La vida en el alambre

Por Jon Mujika - Sábado, 26 de Mayo de 2018 - Actualizado a las 06:00h.

EL problema era un Everest de escaleras, más duro y escarpado según la edad y la condición física del vecino que le tocase en suerte, y la inseguridad que se instaló en los portales más peligrosos, bien por una infraestructura temblona como un flan recién hecho (no todas las casas tenían un plan firmado por un arquitecto, digámoslo ya), bien por el perfil de algunos de los ocupantes, en ocasiones ligeros de escrúpulos, que daban el alto a otros vecinos con el mismo tono y la misma intención de un Curro Jiménez del siglo XXI.
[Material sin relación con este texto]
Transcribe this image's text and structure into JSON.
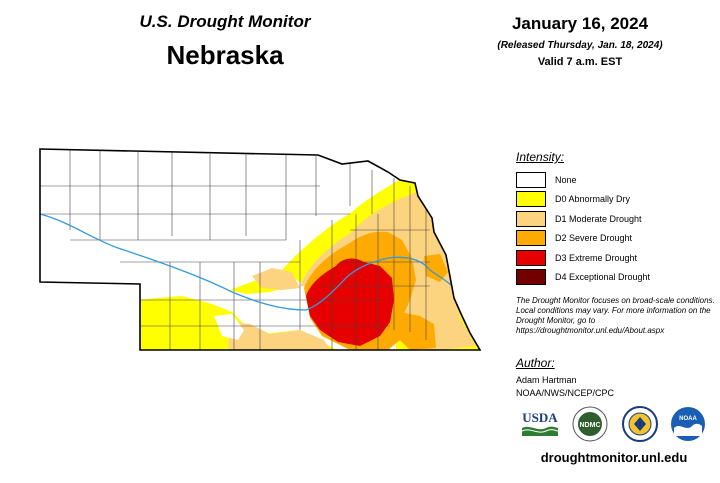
{
  "header": {
    "program": "U.S. Drought Monitor",
    "state": "Nebraska",
    "date": "January 16, 2024",
    "released": "(Released Thursday, Jan. 18, 2024)",
    "valid": "Valid 7 a.m. EST"
  },
  "legend": {
    "title": "Intensity:",
    "items": [
      {
        "label": "None",
        "color": "#ffffff"
      },
      {
        "label": "D0 Abnormally Dry",
        "color": "#ffff00"
      },
      {
        "label": "D1 Moderate Drought",
        "color": "#fcd37f"
      },
      {
        "label": "D2 Severe Drought",
        "color": "#ffaa00"
      },
      {
        "label": "D3 Extreme Drought",
        "color": "#e60000"
      },
      {
        "label": "D4 Exceptional Drought",
        "color": "#730000"
      }
    ]
  },
  "note": "The Drought Monitor focuses on broad-scale conditions. Local conditions may vary. For more information on the Drought Monitor, go to https://droughtmonitor.unl.edu/About.aspx",
  "author": {
    "title": "Author:",
    "name": "Adam Hartman",
    "org": "NOAA/NWS/NCEP/CPC"
  },
  "logos": {
    "usda": "USDA",
    "ndmc": "NDMC",
    "noaa": "NOAA"
  },
  "url": "droughtmonitor.unl.edu"
}
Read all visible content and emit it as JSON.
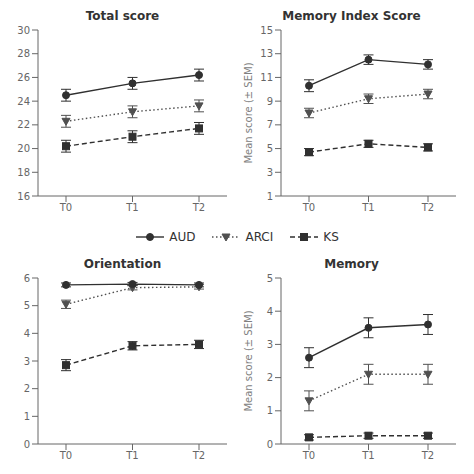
{
  "chart_data": [
    {
      "type": "line",
      "title": "Total score",
      "categories": [
        "T0",
        "T1",
        "T2"
      ],
      "ylim": [
        16,
        30
      ],
      "yticks": [
        16,
        18,
        20,
        22,
        24,
        26,
        28,
        30
      ],
      "grid": false,
      "series": [
        {
          "name": "AUD",
          "color": "#303030",
          "marker": "circle",
          "line_style": "solid",
          "values": [
            24.5,
            25.5,
            26.2
          ],
          "errors": [
            0.5,
            0.5,
            0.5
          ]
        },
        {
          "name": "ARCI",
          "color": "#505050",
          "marker": "triangle-down",
          "line_style": "dotted",
          "values": [
            22.3,
            23.1,
            23.6
          ],
          "errors": [
            0.5,
            0.5,
            0.5
          ]
        },
        {
          "name": "KS",
          "color": "#303030",
          "marker": "square",
          "line_style": "dashed",
          "values": [
            20.2,
            21.0,
            21.7
          ],
          "errors": [
            0.5,
            0.5,
            0.5
          ]
        }
      ]
    },
    {
      "type": "line",
      "title": "Memory Index Score",
      "y_label": "Mean score (± SEM)",
      "categories": [
        "T0",
        "T1",
        "T2"
      ],
      "ylim": [
        1,
        15
      ],
      "yticks": [
        1,
        3,
        5,
        7,
        9,
        11,
        13,
        15
      ],
      "grid": false,
      "series": [
        {
          "name": "AUD",
          "color": "#303030",
          "marker": "circle",
          "line_style": "solid",
          "values": [
            10.3,
            12.5,
            12.1
          ],
          "errors": [
            0.5,
            0.4,
            0.4
          ]
        },
        {
          "name": "ARCI",
          "color": "#505050",
          "marker": "triangle-down",
          "line_style": "dotted",
          "values": [
            8.0,
            9.2,
            9.6
          ],
          "errors": [
            0.4,
            0.4,
            0.4
          ]
        },
        {
          "name": "KS",
          "color": "#303030",
          "marker": "square",
          "line_style": "dashed",
          "values": [
            4.7,
            5.4,
            5.1
          ],
          "errors": [
            0.3,
            0.3,
            0.3
          ]
        }
      ]
    },
    {
      "type": "line",
      "title": "Orientation",
      "categories": [
        "T0",
        "T1",
        "T2"
      ],
      "ylim": [
        0,
        6
      ],
      "yticks": [
        0,
        1,
        2,
        3,
        4,
        5,
        6
      ],
      "grid": false,
      "series": [
        {
          "name": "AUD",
          "color": "#303030",
          "marker": "circle",
          "line_style": "solid",
          "values": [
            5.75,
            5.78,
            5.75
          ],
          "errors": [
            0.07,
            0.06,
            0.07
          ]
        },
        {
          "name": "ARCI",
          "color": "#505050",
          "marker": "triangle-down",
          "line_style": "dotted",
          "values": [
            5.05,
            5.65,
            5.68
          ],
          "errors": [
            0.15,
            0.08,
            0.08
          ]
        },
        {
          "name": "KS",
          "color": "#303030",
          "marker": "square",
          "line_style": "dashed",
          "values": [
            2.85,
            3.55,
            3.6
          ],
          "errors": [
            0.2,
            0.15,
            0.15
          ]
        }
      ]
    },
    {
      "type": "line",
      "title": "Memory",
      "y_label": "Mean score (± SEM)",
      "categories": [
        "T0",
        "T1",
        "T2"
      ],
      "ylim": [
        0,
        5
      ],
      "yticks": [
        0,
        1,
        2,
        3,
        4,
        5
      ],
      "grid": false,
      "series": [
        {
          "name": "AUD",
          "color": "#303030",
          "marker": "circle",
          "line_style": "solid",
          "values": [
            2.6,
            3.5,
            3.6
          ],
          "errors": [
            0.3,
            0.3,
            0.3
          ]
        },
        {
          "name": "ARCI",
          "color": "#505050",
          "marker": "triangle-down",
          "line_style": "dotted",
          "values": [
            1.3,
            2.1,
            2.1
          ],
          "errors": [
            0.3,
            0.3,
            0.3
          ]
        },
        {
          "name": "KS",
          "color": "#303030",
          "marker": "square",
          "line_style": "dashed",
          "values": [
            0.2,
            0.25,
            0.25
          ],
          "errors": [
            0.08,
            0.08,
            0.08
          ]
        }
      ]
    }
  ]
}
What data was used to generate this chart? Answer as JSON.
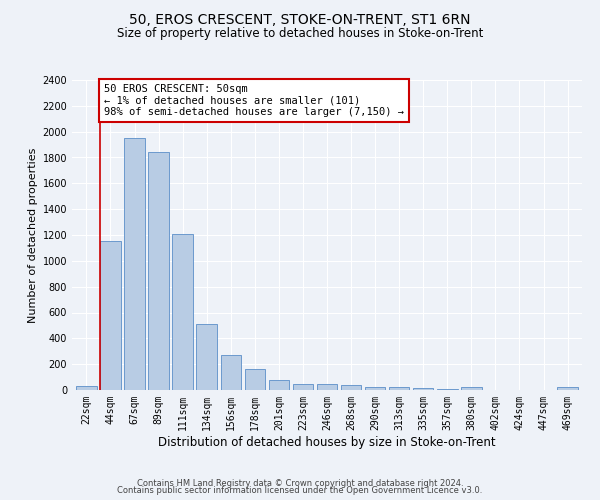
{
  "title": "50, EROS CRESCENT, STOKE-ON-TRENT, ST1 6RN",
  "subtitle": "Size of property relative to detached houses in Stoke-on-Trent",
  "xlabel": "Distribution of detached houses by size in Stoke-on-Trent",
  "ylabel": "Number of detached properties",
  "categories": [
    "22sqm",
    "44sqm",
    "67sqm",
    "89sqm",
    "111sqm",
    "134sqm",
    "156sqm",
    "178sqm",
    "201sqm",
    "223sqm",
    "246sqm",
    "268sqm",
    "290sqm",
    "313sqm",
    "335sqm",
    "357sqm",
    "380sqm",
    "402sqm",
    "424sqm",
    "447sqm",
    "469sqm"
  ],
  "values": [
    30,
    1150,
    1950,
    1840,
    1210,
    510,
    270,
    160,
    80,
    50,
    45,
    40,
    20,
    20,
    15,
    5,
    20,
    0,
    0,
    0,
    20
  ],
  "bar_color": "#b8cce4",
  "bar_edge_color": "#5b8ec9",
  "ylim": [
    0,
    2400
  ],
  "yticks": [
    0,
    200,
    400,
    600,
    800,
    1000,
    1200,
    1400,
    1600,
    1800,
    2000,
    2200,
    2400
  ],
  "redline_x": 0.575,
  "annotation_text": "50 EROS CRESCENT: 50sqm\n← 1% of detached houses are smaller (101)\n98% of semi-detached houses are larger (7,150) →",
  "annotation_box_color": "#ffffff",
  "annotation_box_edge": "#cc0000",
  "footer_line1": "Contains HM Land Registry data © Crown copyright and database right 2024.",
  "footer_line2": "Contains public sector information licensed under the Open Government Licence v3.0.",
  "background_color": "#eef2f8",
  "grid_color": "#ffffff",
  "title_fontsize": 10,
  "subtitle_fontsize": 8.5,
  "xlabel_fontsize": 8.5,
  "ylabel_fontsize": 8,
  "tick_fontsize": 7,
  "footer_fontsize": 6,
  "annot_fontsize": 7.5
}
Visto el panorama, parece claro que en según que casos la vida en El Peñascal estaba en el alambre. Que no era cómodo vivir allí era una evidencia, por mucho que las vistas fuesen espectaculares y que algunos habitantes hubiesen desarrollado eso que llaman un sentimiento de barrio. Por esas y otras razones que desconozco, algunas voces han proferido en lamentos por la decisión de lanzar un escuadrón de excavadoras para hacer añicos los enclaves más peligrosos. Es, creo verlo así, una protesta sentimental porque se antoja complicado pensar en que allí, bajo esas circunstancias, se sintiese cómodo alguien. La inmensa mayoría, eso sí, agradecen el cambio de techos. Era difícil ir a peor, pensará la inmensa mayoría.

Los años fueron degradando la zona, nacida, como tantos otros barrios, al socaire de un desarrollo industrial que demandaba mano de obra a manadas. Llegaban de cualquier rincón e iban instalándose en cualquier esquina. Donde podían, vamos. Poco a poco las circunstancias fueron cambiando y aquel universo se desintegró, lo que supuso el abandono de un modelo de vida que ya no tenía razón de ser. Según qué zonas de El Peñascal fueron degradándose y en los últimos años parecía que el entorno afeaba la ciudad. Ahora comienza el lifting.